Manuel António de Sousa

negociante e militar português, capitão-mor de Manica e Quiteve

Manuel António de Sousa (Goa, Mapuçá, 10 de Novembro de 1835Moçambique, 20 de Janeiro de 1892), também conhecido por Gouveia, foi um negociante e militar português, capitão-mor de Manica e Quiteve.[1]

Manuel António de Sousa
Nascimento 10 de novembro de 1835
Mapuçá (Bardês, Goa)
Morte 20 de janeiro de 1892 (56 anos)
Moçambique
Nacionalidade Reino de Portugal
Ocupação Militar

BiografiaEditar

Manuel António de Sousa nasceu em Mapuçá, concelho de Bardez (Goa) em 1835, filho de Félix de Sousa, proprietário e lavrador, e de sua mulher Doroteia Tomásia de Mascarenhas.

Estudou no Seminário de Rachol, em Salcete, até aos 16 anos.

Em 1853 emigrou para a Zambézia, para ajudar na administração da propriedade do seu tio materno Félix de Mascarenhas.
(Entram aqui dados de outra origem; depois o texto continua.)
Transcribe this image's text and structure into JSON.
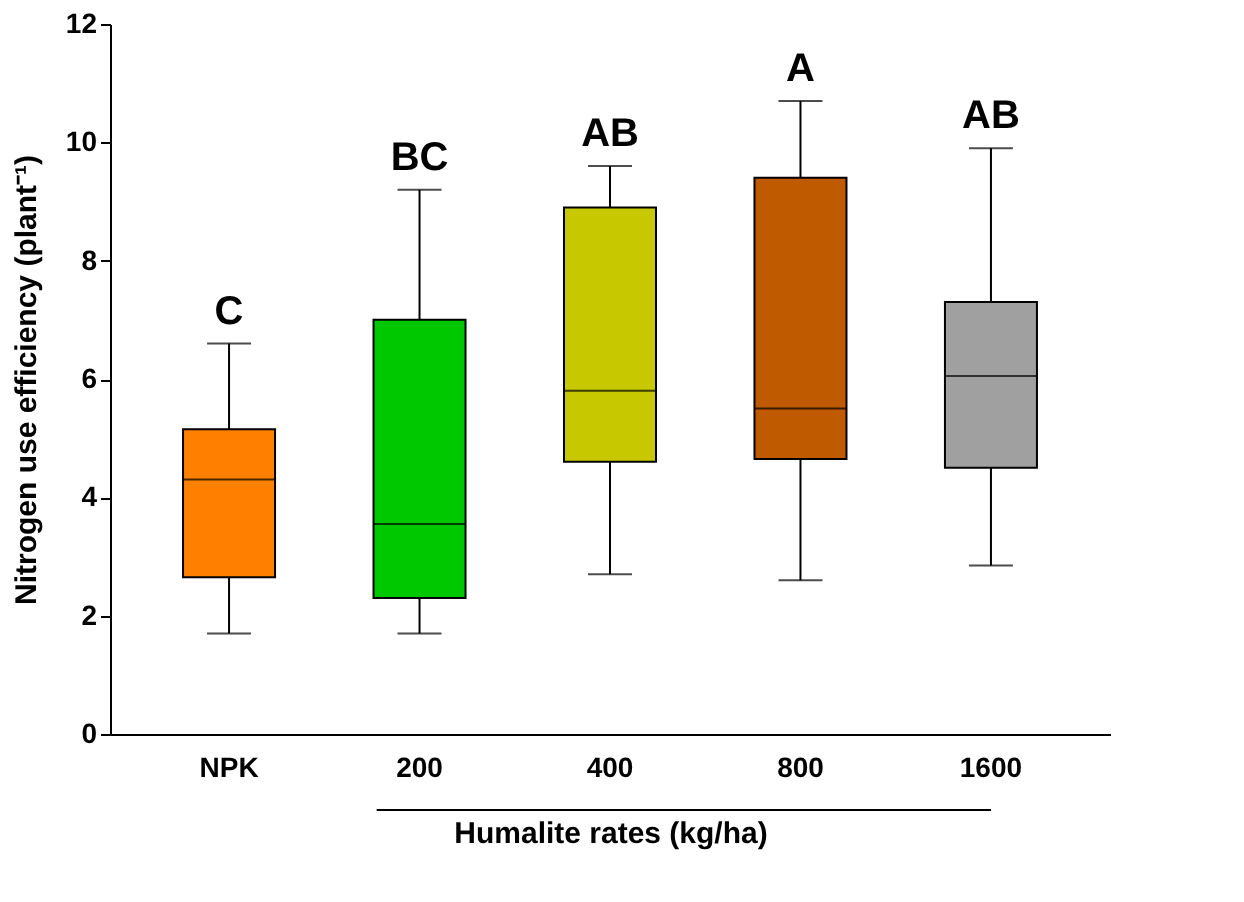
{
  "chart_data": {
    "type": "box",
    "xlabel": "Humalite rates (kg/ha)",
    "ylabel": "Nitrogen use efficiency (plant⁻¹)",
    "categories": [
      "NPK",
      "200",
      "400",
      "800",
      "1600"
    ],
    "colors": [
      "#ff8000",
      "#00c800",
      "#c8c800",
      "#c05a00",
      "#a0a0a0"
    ],
    "boxes": [
      {
        "low": 1.7,
        "q1": 2.65,
        "median": 4.3,
        "q3": 5.15,
        "high": 6.6
      },
      {
        "low": 1.7,
        "q1": 2.3,
        "median": 3.55,
        "q3": 7.0,
        "high": 9.2
      },
      {
        "low": 2.7,
        "q1": 4.6,
        "median": 5.8,
        "q3": 8.9,
        "high": 9.6
      },
      {
        "low": 2.6,
        "q1": 4.65,
        "median": 5.5,
        "q3": 9.4,
        "high": 10.7
      },
      {
        "low": 2.85,
        "q1": 4.5,
        "median": 6.05,
        "q3": 7.3,
        "high": 9.9
      }
    ],
    "annotations": [
      {
        "text": "C",
        "x": "NPK",
        "y": 6.6
      },
      {
        "text": "BC",
        "x": "200",
        "y": 9.2
      },
      {
        "text": "AB",
        "x": "400",
        "y": 9.6
      },
      {
        "text": "A",
        "x": "800",
        "y": 10.7
      },
      {
        "text": "AB",
        "x": "1600",
        "y": 9.9
      }
    ],
    "ylim": [
      0,
      12
    ],
    "yticks": [
      0,
      2,
      4,
      6,
      8,
      10,
      12
    ],
    "grid": false,
    "legend": false
  }
}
Chegado a Moçambique, casou com a sua prima, Maria Anastácia de Mascarenhas, filha única de seu tio.

Estabeleceu-se como negociante na região do Sena. Rapidamente fez fortuna com o comércio de marfim e foi ganhando poder na região, e os seus caçadores de elefantes, armados, formaram o núcleo da sua milícia pessoal. Ganhou reputação tanto pela sua lealdade ao governador-geral, e ao reino de Portugal, como pela forma implacável com ia aumentando o seu império pessoal, combatendo os régulos e reis indígenas.[2]
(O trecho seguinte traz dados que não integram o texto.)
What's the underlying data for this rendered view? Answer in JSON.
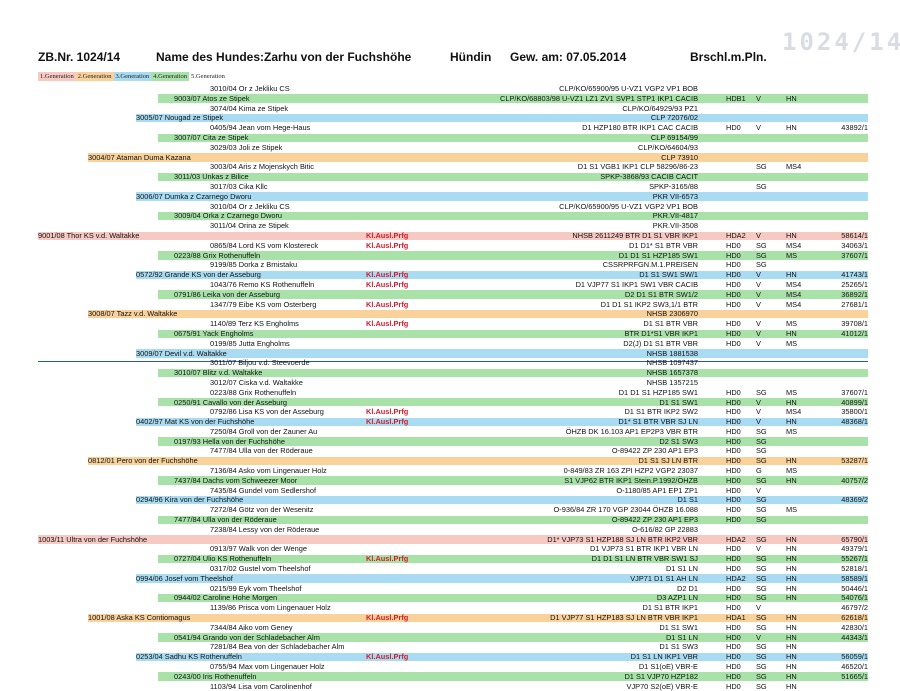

Em 1856 aproveitou a guerra de sucessão do reino de Gaza para se instalar nas montanhas de Gorongosa, onde estabeleceu a base de um sistema de aringas que, conjuntamente com o seu exército privado, usava para a defesa dos seus interesses.[2]

Por diversas vezes as forças de Gouveia auxiliaram as forças oficiais portuguesas em combates, em particular nas campanhas contra o Bonga.[3]

Em 1863, e graças aos grandes serviços prestados, sucedeu a Isidoro Correia Pereira na comissão de capitão-mor de Manica e Quiteve.[2]

Durante a sua ausência em Sena, para receber a comissão, a sua posição na Gorongosa foi tomada por Umzila, vencedor do trono de Gaza, e só a custo conseguiu recuperar os seus territórios.[3]

Cerca de 1874 foi reconhecido como senhor de Manica, e casou com a filha do rei do Barué, de quem teve um filho, que posteriormente fez reconhecer como rei daquela região.[3]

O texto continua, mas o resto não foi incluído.